Те, к кому он обращается, ухмыляясь, проходят мимо: парочка, дылда в узких ковбойских штанах. Старик трясет бородой, у него расстегнут ворот сорочки, к стоптанным башмакам давно не прикасалась щетка, а видавшую виды шляпу опоясывает лента с надписью: «Бог есть любовь».

Он не говорит, а вопит. Связная, спокойная речь не для нью-йоркской улицы.

— Ага, вы не думаете о душе, о боге! Нет? А конец мира близок! Опомнитесь, еще есть время!

Чуть подальше девица в сером клетчатом пальто, с челкой реденьких волос-сосулек и с безумными глазами. Она в кругу парней. Девица взяла скользкую тему — обличает пороки. Парни в ответ гогочут, тычут в нее пальцами, отпускают шуточки, от которых, кажется, закачаются незыблемые стены банка.

Но у фанатички глаза горят светом мученичества. Она напоминает бывалую драную кошку, отбивающуюся от задиристых собачонок. Здоровенный негр-полисмен входит в гогочущую толпу, как таран. Уличная пифия остается одна возле своего треножника.
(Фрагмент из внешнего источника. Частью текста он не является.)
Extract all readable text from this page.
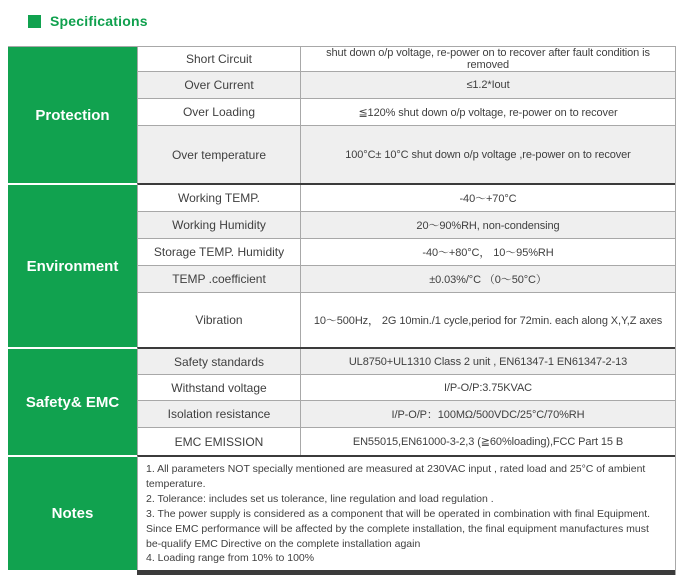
Specifications
Protection
Short Circuit	shut down o/p voltage, re-power on to recover after fault condition is removed
Over Current	≤1.2*Iout
Over Loading	≦120% shut down o/p voltage, re-power on to recover
Over temperature	100°C± 10°C shut down o/p voltage ,re-power on to recover
Environment
Working TEMP.	-40～+70°C
Working Humidity	20～90%RH, non-condensing
Storage TEMP. Humidity	-40～+80°C， 10～95%RH
TEMP .coefficient	±0.03%/°C （0～50°C）
Vibration	10～500Hz， 2G 10min./1 cycle,period for 72min. each along X,Y,Z axes
Safety& EMC
Safety standards	UL8750+UL1310 Class 2 unit , EN61347-1 EN61347-2-13
Withstand voltage	I/P-O/P:3.75KVAC
Isolation resistance	I/P-O/P：100MΩ/500VDC/25°C/70%RH
EMC EMISSION	EN55015,EN61000-3-2,3 (≧60%loading),FCC Part 15 B
Notes
1. All parameters NOT specially mentioned are measured at 230VAC input , rated load and 25°C of ambient temperature.
2. Tolerance: includes set us tolerance, line regulation and load regulation .
3. The power supply is considered as a component that will be operated in combination with final Equipment. Since EMC performance will be affected by the complete installation, the final equipment manufactures must be-qualify EMC Directive on the complete installation again
4. Loading range from 10% to 100%
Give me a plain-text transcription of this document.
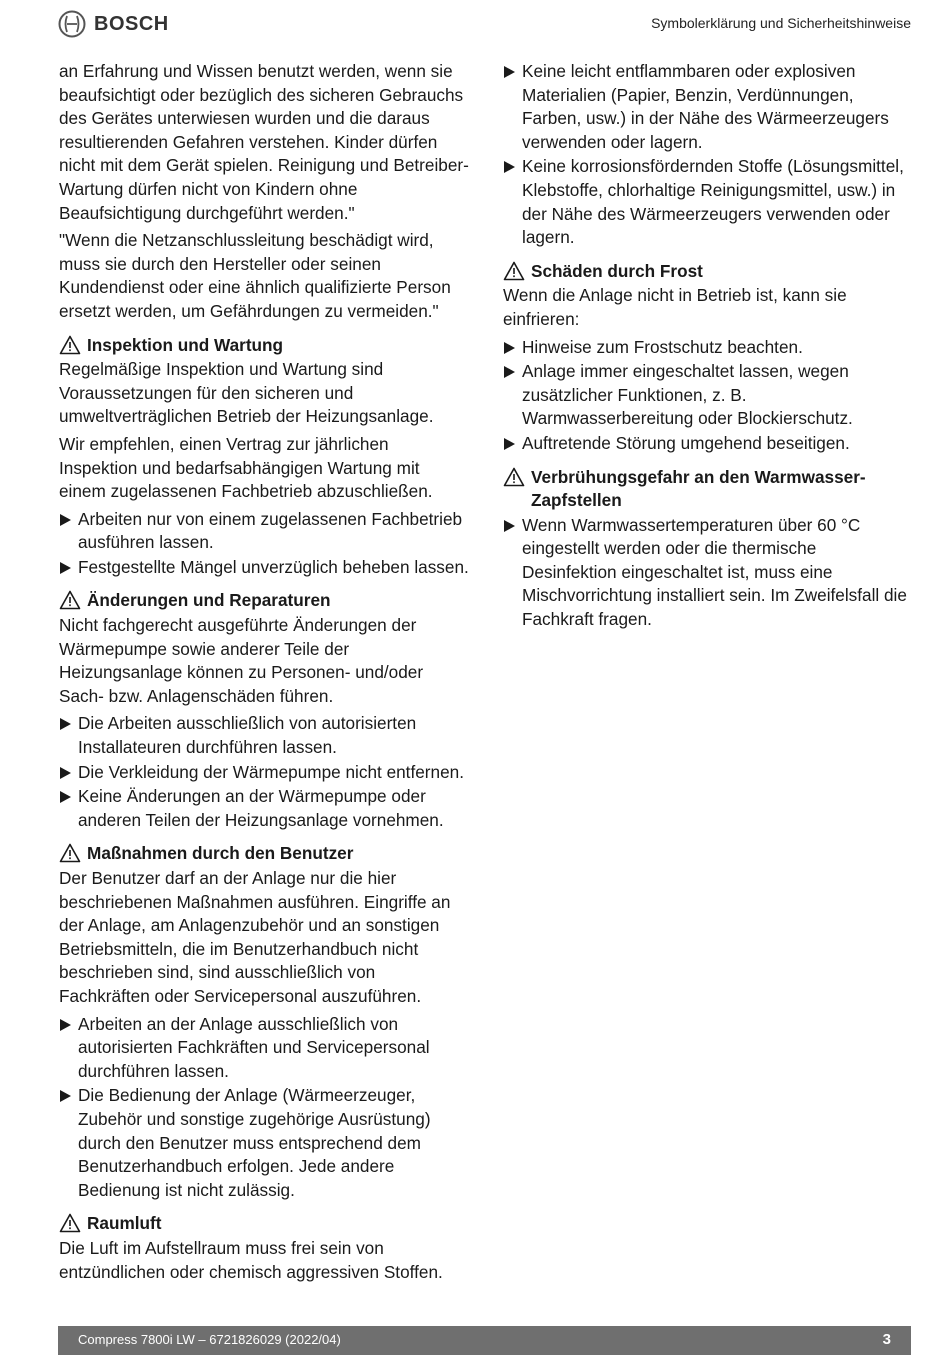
BOSCH	Symbolerklärung und Sicherheitshinweise

an Erfahrung und Wissen benutzt werden, wenn sie beaufsichtigt oder bezüglich des sicheren Gebrauchs des Gerätes unterwiesen wurden und die daraus resultierenden Gefahren verstehen. Kinder dürfen nicht mit dem Gerät spielen. Reinigung und Betreiber-Wartung dürfen nicht von Kindern ohne Beaufsichtigung durchgeführt werden."

"Wenn die Netzanschlussleitung beschädigt wird, muss sie durch den Hersteller oder seinen Kundendienst oder eine ähnlich qualifizierte Person ersetzt werden, um Gefährdungen zu vermeiden."

Inspektion und Wartung

Regelmäßige Inspektion und Wartung sind Voraussetzungen für den sicheren und umweltverträglichen Betrieb der Heizungsanlage.

Wir empfehlen, einen Vertrag zur jährlichen Inspektion und bedarfsabhängigen Wartung mit einem zugelassenen Fachbetrieb abzuschließen.

Arbeiten nur von einem zugelassenen Fachbetrieb ausführen lassen.
Festgestellte Mängel unverzüglich beheben lassen.
Änderungen und Reparaturen

Nicht fachgerecht ausgeführte Änderungen der Wärmepumpe sowie anderer Teile der Heizungsanlage können zu Personen- und/oder Sach- bzw. Anlagenschäden führen.

Die Arbeiten ausschließlich von autorisierten Installateuren durchführen lassen.
Die Verkleidung der Wärmepumpe nicht entfernen.
Keine Änderungen an der Wärmepumpe oder anderen Teilen der Heizungsanlage vornehmen.
Maßnahmen durch den Benutzer

Der Benutzer darf an der Anlage nur die hier beschriebenen Maßnahmen ausführen. Eingriffe an der Anlage, am Anlagenzubehör und an sonstigen Betriebsmitteln, die im Benutzerhandbuch nicht beschrieben sind, sind ausschließlich von Fachkräften oder Servicepersonal auszuführen.

Arbeiten an der Anlage ausschließlich von autorisierten Fachkräften und Servicepersonal durchführen lassen.
Die Bedienung der Anlage (Wärmeerzeuger, Zubehör und sonstige zugehörige Ausrüstung) durch den Benutzer muss entsprechend dem Benutzerhandbuch erfolgen. Jede andere Bedienung ist nicht zulässig.
Raumluft

Die Luft im Aufstellraum muss frei sein von entzündlichen oder chemisch aggressiven Stoffen.

Keine leicht entflammbaren oder explosiven Materialien (Papier, Benzin, Verdünnungen, Farben, usw.) in der Nähe des Wärmeerzeugers verwenden oder lagern.
Keine korrosionsfördernden Stoffe (Lösungsmittel, Klebstoffe, chlorhaltige Reinigungsmittel, usw.) in der Nähe des Wärmeerzeugers verwenden oder lagern.
Schäden durch Frost

Wenn die Anlage nicht in Betrieb ist, kann sie einfrieren:

Hinweise zum Frostschutz beachten.
Anlage immer eingeschaltet lassen, wegen zusätzlicher Funktionen, z. B. Warmwasserbereitung oder Blockierschutz.
Auftretende Störung umgehend beseitigen.
Verbrühungsgefahr an den Warmwasser-Zapfstellen
Wenn Warmwassertemperaturen über 60 °C eingestellt werden oder die thermische Desinfektion eingeschaltet ist, muss eine Mischvorrichtung installiert sein. Im Zweifelsfall die Fachkraft fragen.
Compress 7800i LW – 6721826029 (2022/04)	3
А подле угла класс выше. На ярко-красной складной трибунке с пюпитром и флагом женщина лет пятидесяти, в ореоле седых волос, придерживаемых модным металлическим обручем. Она не кричит — трибунка и так заметно приподнимает ее над толпой. Она властно внушает, притопывая туфлями под крокодиловую кожу. Эта хоть и не дама из общества, но цену себе знает. И я вспомнил рассказы о проповеднице, которую за углом всегда ждала роскошная машина с вышколенным надменным шофером.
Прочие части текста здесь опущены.